Low-complexity methods for autoregressive signal modeling

Abstract

Autoregressive (AR) models provide a means to approximate the spectrum of a signal. In this work, we face the problem of designing computationally efficient methods for parameter estimation in 1st and 2nd order AR processes. First, we review how the spectral distribution provides an analysis of the variance of a time series by revealing its frequency components. Then, we tackle the low-complexity parameter estimation problem in the AR(1) case using a binarized process and a piecewise linear curve approximation heuristic, whose multiplicative complexity does not depend on the blocklength. A comprehensive literature review on the binarized version of AR(1) processes is presented. An algorithm based on stochastic approximations is presented for estimating the parameters of AR(1) processes. We show that the resulting estimator is asymptotically equivalent to the exact maximum likelihood estimator.
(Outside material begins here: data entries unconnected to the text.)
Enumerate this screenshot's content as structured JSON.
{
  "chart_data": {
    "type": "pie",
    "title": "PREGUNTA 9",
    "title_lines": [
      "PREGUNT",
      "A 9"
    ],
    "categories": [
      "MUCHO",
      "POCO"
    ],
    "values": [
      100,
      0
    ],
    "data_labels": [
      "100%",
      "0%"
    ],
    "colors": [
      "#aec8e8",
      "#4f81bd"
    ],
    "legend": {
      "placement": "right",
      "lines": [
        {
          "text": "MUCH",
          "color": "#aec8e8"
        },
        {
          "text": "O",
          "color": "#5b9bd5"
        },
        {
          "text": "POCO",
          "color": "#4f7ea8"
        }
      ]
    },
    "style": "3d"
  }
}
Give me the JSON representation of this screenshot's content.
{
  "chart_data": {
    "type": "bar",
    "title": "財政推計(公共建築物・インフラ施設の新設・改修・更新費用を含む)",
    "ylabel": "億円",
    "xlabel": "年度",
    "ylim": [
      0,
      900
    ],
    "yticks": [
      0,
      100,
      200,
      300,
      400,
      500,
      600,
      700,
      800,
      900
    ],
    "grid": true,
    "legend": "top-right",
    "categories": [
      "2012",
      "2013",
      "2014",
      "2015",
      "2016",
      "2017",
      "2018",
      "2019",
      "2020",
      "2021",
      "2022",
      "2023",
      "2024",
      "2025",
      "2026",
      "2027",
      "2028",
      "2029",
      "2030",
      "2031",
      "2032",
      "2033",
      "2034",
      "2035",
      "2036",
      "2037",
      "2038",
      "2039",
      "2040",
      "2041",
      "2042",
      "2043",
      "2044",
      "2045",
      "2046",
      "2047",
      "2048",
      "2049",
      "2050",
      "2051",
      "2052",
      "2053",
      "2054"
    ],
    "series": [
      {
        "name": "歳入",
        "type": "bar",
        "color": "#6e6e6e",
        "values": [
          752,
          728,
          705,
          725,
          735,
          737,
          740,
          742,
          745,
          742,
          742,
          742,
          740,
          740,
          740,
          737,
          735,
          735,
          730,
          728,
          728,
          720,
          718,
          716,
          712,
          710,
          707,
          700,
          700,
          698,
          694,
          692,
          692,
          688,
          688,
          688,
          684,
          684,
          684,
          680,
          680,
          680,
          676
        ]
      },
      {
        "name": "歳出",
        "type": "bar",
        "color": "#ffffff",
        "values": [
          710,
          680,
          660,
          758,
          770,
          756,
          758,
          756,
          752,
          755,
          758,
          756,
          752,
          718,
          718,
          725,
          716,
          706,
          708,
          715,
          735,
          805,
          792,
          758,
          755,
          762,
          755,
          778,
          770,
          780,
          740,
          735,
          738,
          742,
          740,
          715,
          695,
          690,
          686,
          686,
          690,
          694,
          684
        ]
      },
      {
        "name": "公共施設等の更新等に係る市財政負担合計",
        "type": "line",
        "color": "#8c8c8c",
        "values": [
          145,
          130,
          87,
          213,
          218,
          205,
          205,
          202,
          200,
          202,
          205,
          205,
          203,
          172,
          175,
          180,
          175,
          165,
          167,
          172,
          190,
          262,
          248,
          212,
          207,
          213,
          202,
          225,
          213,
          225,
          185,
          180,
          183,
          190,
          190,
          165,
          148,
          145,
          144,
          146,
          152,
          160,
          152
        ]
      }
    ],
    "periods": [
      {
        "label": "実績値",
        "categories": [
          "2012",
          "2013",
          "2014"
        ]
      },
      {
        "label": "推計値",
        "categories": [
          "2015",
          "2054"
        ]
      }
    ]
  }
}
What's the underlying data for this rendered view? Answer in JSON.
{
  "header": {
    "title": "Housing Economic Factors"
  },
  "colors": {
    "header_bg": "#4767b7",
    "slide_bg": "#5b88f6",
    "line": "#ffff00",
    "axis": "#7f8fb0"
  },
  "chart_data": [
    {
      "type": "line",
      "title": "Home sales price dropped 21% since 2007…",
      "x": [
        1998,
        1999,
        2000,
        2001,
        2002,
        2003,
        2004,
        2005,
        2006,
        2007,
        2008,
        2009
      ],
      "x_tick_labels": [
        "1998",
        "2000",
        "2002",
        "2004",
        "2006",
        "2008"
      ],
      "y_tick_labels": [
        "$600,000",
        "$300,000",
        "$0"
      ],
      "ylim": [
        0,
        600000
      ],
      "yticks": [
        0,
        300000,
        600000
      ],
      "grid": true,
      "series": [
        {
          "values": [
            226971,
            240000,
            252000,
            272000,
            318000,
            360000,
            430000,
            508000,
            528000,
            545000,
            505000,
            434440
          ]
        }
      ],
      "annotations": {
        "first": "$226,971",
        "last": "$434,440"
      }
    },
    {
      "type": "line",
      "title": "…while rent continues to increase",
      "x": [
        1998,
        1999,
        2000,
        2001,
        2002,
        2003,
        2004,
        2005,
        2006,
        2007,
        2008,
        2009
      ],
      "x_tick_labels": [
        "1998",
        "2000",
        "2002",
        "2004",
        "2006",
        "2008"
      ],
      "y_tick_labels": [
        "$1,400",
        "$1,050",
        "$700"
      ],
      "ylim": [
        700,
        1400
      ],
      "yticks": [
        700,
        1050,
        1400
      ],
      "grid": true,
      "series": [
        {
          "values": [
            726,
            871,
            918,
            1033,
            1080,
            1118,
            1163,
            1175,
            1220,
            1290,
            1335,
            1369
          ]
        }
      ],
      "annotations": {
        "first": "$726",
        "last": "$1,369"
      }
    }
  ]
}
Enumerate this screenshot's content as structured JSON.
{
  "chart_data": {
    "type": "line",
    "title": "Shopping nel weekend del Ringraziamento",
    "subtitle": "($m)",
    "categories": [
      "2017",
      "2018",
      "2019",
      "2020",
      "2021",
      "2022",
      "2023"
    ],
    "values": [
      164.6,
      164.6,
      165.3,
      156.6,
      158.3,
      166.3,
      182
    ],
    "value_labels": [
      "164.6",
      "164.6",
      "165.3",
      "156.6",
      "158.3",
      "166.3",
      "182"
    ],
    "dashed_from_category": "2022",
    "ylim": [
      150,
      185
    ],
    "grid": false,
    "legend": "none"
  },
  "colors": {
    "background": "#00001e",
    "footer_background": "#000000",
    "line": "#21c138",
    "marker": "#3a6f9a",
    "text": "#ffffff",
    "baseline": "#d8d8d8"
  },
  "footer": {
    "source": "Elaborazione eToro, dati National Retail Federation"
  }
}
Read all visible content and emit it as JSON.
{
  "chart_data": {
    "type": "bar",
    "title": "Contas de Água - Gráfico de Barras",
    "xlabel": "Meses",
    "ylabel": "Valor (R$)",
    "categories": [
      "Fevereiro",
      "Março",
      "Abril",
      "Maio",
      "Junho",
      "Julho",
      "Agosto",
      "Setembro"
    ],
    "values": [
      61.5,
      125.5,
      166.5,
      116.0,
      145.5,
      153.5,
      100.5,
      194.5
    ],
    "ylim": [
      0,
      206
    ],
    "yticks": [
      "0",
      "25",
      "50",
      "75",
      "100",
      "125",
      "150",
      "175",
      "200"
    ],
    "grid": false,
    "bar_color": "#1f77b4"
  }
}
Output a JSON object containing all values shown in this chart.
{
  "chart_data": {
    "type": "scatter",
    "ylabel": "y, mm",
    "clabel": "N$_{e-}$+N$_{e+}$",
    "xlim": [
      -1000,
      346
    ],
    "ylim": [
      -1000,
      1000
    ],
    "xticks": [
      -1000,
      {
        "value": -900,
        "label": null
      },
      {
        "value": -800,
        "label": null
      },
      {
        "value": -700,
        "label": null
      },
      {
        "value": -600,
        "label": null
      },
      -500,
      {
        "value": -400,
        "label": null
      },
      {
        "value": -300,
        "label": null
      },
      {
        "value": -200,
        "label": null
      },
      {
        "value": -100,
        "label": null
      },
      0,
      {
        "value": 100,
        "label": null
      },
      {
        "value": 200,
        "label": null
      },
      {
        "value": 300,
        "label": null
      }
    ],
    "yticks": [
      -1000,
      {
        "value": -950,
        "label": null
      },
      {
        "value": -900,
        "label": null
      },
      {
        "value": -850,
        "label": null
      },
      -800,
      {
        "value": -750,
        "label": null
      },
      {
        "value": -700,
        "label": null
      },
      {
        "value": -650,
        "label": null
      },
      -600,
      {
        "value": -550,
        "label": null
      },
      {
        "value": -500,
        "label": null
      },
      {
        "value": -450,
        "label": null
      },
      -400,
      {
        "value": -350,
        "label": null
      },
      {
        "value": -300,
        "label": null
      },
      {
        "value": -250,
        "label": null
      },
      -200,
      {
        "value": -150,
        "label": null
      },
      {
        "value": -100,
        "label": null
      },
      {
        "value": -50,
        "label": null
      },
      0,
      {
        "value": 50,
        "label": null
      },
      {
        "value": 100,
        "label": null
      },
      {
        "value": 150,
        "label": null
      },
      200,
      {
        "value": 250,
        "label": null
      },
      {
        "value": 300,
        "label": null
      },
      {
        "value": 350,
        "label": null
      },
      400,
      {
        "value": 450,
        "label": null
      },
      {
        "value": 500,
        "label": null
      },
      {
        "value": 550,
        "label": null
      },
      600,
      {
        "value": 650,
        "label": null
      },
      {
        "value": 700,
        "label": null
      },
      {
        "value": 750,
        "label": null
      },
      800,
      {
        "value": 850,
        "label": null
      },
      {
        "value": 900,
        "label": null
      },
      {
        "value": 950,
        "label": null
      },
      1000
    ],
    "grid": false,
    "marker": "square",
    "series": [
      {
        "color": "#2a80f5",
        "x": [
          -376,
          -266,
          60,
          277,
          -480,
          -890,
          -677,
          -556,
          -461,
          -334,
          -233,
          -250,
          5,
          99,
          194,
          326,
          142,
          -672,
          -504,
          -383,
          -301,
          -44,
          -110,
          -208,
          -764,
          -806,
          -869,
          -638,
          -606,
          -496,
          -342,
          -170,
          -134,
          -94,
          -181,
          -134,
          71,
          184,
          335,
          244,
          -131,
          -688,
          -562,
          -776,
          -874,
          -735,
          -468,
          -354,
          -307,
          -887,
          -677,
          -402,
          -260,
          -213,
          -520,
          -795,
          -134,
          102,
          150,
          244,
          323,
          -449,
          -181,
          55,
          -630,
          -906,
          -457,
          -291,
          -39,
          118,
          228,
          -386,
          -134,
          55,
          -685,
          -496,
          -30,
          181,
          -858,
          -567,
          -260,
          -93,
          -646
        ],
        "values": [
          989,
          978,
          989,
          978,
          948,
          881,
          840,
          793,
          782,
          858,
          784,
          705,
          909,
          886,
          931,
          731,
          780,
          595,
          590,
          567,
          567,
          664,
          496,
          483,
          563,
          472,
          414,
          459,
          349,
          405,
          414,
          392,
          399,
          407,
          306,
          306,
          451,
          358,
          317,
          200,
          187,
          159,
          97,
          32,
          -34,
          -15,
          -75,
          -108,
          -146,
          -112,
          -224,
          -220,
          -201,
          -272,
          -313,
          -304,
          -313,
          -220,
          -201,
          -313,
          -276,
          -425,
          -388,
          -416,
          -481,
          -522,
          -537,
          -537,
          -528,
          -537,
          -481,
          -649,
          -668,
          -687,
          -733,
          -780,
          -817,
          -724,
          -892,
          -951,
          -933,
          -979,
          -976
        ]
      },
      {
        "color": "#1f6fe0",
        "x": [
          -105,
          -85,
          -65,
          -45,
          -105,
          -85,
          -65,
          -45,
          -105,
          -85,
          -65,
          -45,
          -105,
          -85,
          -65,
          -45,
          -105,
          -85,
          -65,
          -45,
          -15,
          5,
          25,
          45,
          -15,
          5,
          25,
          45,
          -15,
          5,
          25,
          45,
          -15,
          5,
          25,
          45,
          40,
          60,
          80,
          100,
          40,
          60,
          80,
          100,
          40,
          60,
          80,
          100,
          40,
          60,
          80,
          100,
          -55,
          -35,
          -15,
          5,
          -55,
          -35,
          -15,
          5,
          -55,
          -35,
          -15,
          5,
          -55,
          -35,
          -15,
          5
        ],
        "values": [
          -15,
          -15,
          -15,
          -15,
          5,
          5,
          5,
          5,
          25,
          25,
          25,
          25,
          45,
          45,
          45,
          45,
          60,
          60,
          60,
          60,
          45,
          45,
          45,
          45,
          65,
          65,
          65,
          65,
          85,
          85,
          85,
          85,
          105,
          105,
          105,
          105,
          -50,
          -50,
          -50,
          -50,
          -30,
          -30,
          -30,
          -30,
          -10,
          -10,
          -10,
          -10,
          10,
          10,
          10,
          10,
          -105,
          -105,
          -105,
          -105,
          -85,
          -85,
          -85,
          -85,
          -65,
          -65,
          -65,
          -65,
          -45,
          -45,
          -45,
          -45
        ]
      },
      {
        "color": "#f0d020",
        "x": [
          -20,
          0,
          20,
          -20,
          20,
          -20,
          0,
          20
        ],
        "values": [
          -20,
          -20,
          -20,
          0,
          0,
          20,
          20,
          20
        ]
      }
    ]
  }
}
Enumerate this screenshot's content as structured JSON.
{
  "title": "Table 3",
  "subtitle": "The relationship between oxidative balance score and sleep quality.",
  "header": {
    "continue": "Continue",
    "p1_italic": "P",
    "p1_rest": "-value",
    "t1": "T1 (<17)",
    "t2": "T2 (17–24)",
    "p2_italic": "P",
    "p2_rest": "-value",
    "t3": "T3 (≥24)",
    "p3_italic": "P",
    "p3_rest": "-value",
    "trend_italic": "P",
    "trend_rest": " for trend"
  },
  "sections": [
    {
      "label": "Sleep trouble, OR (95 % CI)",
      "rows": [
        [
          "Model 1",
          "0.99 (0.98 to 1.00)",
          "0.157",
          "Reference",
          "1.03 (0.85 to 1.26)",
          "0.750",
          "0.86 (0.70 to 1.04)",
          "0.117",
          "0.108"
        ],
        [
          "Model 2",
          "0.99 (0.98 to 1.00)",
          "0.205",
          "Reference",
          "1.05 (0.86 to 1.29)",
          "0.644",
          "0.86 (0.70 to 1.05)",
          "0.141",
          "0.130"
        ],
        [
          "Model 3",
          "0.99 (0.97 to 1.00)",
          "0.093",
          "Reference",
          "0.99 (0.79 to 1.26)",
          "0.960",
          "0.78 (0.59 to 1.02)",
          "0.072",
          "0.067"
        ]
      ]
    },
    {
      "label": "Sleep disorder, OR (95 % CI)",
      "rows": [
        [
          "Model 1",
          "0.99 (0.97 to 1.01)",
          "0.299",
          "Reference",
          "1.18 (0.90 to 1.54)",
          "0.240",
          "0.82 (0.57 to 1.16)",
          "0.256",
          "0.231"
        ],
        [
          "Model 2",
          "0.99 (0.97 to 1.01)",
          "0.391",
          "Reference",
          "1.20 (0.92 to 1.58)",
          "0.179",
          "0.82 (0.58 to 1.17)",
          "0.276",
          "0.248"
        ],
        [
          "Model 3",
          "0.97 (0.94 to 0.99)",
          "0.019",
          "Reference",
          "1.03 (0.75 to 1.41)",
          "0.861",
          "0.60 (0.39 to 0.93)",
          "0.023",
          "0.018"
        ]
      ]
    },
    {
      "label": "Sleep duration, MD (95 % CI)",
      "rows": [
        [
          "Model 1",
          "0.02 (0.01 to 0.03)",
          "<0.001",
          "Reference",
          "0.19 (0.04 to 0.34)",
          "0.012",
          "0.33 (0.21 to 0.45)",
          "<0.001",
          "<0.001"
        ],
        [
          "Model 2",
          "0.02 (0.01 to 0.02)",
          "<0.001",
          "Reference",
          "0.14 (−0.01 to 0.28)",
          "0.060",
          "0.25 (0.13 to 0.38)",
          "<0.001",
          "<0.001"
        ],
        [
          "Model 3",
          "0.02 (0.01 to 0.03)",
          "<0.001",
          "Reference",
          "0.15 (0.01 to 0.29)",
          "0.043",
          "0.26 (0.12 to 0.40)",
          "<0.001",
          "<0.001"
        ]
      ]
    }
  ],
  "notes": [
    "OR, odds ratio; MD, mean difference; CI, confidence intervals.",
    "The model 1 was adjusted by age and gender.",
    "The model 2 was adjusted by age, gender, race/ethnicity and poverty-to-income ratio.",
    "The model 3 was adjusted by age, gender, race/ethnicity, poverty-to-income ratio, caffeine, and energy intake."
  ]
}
For moderately large samples (N > 100), the algorithm represents an economy of 50% in both additions and multiplications with respect to the direct method. For the AR(2) model, based on simulations, we show how estimates of its parameters can be obtained using two iterations of AR(1) filtering. We bootstrap our AR(1) methods to solve the low-complexity AR(2) parameter estimation problem. Such iterative estimation strategy displays competitive statistical behavior in simulations when compared to standard maximum likelihood estimates. Finally, the low-complexity estimator is experimented in the context of image segmentation. The autocorrelation of pixel intensity values of texture images is considered as a descriptive measure for textures. The low-complexity estimator has a smaller within variance than the exact estimator in 30% of the considered textures and a smaller within median absolute eviation in 46% of of the cases.